Josephine Mead, artist, curator, writer and co-founder of artist-run-initiative MILK told ArtsHub that social media has played a significant role in her career across these different fields of practice.
“Curators – while integral – can often be overlooked.
“I guess one of the powers of social media is its repetition – posts are re-shared and repeated and as a result, when a curator’s (or artist’s) name is listed on a project, it is often listed more than once and shared in different places.
“In the over-saturated world we currently live in, repetition is key to ensuring names and practices are remembered.”
Nowakowska also found this to be one of the advantages, observing that “‘curating’ on social media has a huge impact on the very reason for visiting galleries.”
The growing recognition of curators on social media runs in parallel with people’s desire to share their gallery visits online - from posting photos to location tagging and mentioning artists and curators.
Even for those who can’t physically visit an exhibition, social media creates this connection with art, oftentimes through the lens of curators.

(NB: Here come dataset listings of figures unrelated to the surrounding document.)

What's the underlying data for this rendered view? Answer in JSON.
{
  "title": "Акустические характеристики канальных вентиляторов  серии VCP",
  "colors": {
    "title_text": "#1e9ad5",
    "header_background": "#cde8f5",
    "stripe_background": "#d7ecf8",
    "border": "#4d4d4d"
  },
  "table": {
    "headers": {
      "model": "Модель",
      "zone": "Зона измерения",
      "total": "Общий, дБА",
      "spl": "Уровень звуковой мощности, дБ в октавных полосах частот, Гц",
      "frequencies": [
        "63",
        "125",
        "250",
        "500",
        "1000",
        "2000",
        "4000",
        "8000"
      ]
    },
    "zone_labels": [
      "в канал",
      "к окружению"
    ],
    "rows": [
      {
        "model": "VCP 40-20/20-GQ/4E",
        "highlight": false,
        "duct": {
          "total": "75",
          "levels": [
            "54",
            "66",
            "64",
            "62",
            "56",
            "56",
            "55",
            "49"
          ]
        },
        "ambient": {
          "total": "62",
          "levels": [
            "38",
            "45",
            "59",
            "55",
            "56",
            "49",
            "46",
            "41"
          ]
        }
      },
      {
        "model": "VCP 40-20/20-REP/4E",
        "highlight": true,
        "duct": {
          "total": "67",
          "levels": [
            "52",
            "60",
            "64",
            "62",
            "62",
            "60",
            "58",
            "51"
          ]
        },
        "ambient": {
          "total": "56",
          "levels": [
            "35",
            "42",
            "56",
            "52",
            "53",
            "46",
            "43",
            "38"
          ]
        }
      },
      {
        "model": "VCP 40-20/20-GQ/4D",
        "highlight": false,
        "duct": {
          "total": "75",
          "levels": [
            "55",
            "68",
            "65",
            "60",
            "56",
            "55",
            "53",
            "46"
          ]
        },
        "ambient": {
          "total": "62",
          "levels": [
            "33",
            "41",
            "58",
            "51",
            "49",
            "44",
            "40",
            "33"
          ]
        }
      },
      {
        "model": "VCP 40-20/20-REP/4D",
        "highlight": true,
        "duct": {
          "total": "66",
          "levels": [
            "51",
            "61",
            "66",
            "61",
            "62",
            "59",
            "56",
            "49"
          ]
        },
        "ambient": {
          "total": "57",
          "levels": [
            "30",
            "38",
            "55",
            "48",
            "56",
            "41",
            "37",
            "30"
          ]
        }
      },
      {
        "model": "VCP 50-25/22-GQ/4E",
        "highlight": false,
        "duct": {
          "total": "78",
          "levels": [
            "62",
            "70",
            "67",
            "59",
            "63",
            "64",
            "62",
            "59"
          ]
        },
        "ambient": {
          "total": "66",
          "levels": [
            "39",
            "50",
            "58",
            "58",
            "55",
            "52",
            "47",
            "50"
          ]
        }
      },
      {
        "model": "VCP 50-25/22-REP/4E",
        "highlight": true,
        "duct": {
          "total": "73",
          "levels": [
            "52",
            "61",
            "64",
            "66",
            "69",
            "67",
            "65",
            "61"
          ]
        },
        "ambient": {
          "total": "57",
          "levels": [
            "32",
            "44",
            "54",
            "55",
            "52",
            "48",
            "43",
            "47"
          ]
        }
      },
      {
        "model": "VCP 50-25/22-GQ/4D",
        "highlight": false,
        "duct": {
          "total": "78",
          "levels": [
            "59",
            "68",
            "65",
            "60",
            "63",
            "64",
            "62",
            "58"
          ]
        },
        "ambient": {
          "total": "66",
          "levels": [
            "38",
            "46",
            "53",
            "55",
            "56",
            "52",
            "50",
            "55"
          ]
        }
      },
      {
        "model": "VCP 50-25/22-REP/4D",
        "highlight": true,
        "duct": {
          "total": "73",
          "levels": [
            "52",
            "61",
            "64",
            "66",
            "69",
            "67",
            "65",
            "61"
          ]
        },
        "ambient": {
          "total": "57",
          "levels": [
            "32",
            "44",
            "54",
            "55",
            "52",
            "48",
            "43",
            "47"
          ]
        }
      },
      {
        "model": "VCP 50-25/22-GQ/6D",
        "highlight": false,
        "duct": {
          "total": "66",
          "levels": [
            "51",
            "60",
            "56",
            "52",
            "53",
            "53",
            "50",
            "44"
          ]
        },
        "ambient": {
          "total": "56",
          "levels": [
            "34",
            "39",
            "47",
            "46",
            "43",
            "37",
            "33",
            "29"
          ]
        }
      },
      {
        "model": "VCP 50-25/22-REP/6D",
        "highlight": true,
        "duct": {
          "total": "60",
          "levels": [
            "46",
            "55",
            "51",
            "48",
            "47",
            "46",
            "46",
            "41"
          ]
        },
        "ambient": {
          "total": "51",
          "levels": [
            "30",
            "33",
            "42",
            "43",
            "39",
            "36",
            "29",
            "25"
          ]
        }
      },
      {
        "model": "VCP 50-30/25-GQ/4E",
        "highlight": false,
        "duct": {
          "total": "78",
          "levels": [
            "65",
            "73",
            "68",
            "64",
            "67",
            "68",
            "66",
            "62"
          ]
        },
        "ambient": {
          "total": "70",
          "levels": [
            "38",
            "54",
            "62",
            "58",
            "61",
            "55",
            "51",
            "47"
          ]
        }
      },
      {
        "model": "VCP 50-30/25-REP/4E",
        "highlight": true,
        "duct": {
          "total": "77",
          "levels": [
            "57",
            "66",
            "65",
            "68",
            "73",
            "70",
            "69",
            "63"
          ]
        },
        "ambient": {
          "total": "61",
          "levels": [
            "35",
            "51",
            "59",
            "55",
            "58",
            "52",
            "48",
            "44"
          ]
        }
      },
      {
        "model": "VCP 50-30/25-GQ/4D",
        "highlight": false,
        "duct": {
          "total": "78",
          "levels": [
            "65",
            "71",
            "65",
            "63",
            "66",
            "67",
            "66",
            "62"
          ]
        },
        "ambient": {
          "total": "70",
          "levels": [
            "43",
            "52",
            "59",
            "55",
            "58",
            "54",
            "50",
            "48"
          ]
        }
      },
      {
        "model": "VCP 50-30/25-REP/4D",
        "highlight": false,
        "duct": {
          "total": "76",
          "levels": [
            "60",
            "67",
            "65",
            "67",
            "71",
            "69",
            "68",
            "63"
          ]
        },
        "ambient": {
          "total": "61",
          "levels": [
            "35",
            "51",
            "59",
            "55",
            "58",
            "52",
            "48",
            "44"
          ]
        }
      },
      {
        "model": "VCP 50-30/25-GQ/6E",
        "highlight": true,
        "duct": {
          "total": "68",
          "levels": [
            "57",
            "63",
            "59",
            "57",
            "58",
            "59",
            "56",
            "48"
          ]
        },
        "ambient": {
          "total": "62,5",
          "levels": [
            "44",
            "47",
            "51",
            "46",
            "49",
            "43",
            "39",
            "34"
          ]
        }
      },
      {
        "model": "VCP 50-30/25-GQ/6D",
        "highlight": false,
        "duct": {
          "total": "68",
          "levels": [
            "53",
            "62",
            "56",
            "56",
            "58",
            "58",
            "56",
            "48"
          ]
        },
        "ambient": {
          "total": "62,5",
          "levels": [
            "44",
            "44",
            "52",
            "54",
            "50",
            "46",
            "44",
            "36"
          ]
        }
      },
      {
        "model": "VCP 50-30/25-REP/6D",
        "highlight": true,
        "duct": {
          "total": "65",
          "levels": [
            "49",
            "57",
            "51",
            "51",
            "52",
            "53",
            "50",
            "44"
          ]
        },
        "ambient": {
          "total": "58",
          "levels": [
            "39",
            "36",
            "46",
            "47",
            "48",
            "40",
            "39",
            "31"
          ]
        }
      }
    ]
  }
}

One example is documenta15, currently showing in Kassel, Germany. Nowakowska says: “During the show, the whole world was able to follow how the collectives conducted events or worked with the artists and the audiences due to the curators’ daily presence on Instagram.”
In addition, “social media allows you to engage with art with extreme intimacy,” Nowakowska says. “In the virtual world, there are no disturbing visitors or voices, and you are just a click away from starting a conversation with an artist.”
For Mead, social media profiles are useful visual archives with the potential of acting as a new professional portfolio. It has contributed to her network, as well as helping her find artists to collaborate with for exhibitions and programs.
“One of the benefits of social media platforms, such as Instagram, is their ability to act as a digital archive.
“If an artist/curator/creative uses these platforms to document a variety of their work, projects, programs etc, the viewer is able to quickly get a more holistic sense of their practice.
“Creative practices are often multi-dimensional. It is really valuable when a viewer can get a sense of the different conceptual and technical sides of a practice and to also be able to draw threads and connections between these things.”
But, of course, there are also some downsides in regards to the depths of understanding that could be facilitated on social media.
Mead continues “I guess on the flip-side, while these platforms can be set up to be holistic contextual archives, they can also do the opposite.
“If used sporadically, they may only show small components of a practice/exhibition or project. The project can then be misinterpreted and the viewer may think there are gaps in the conceptual/technical development of the work, if they are only seeing one small aspect,” she concludes.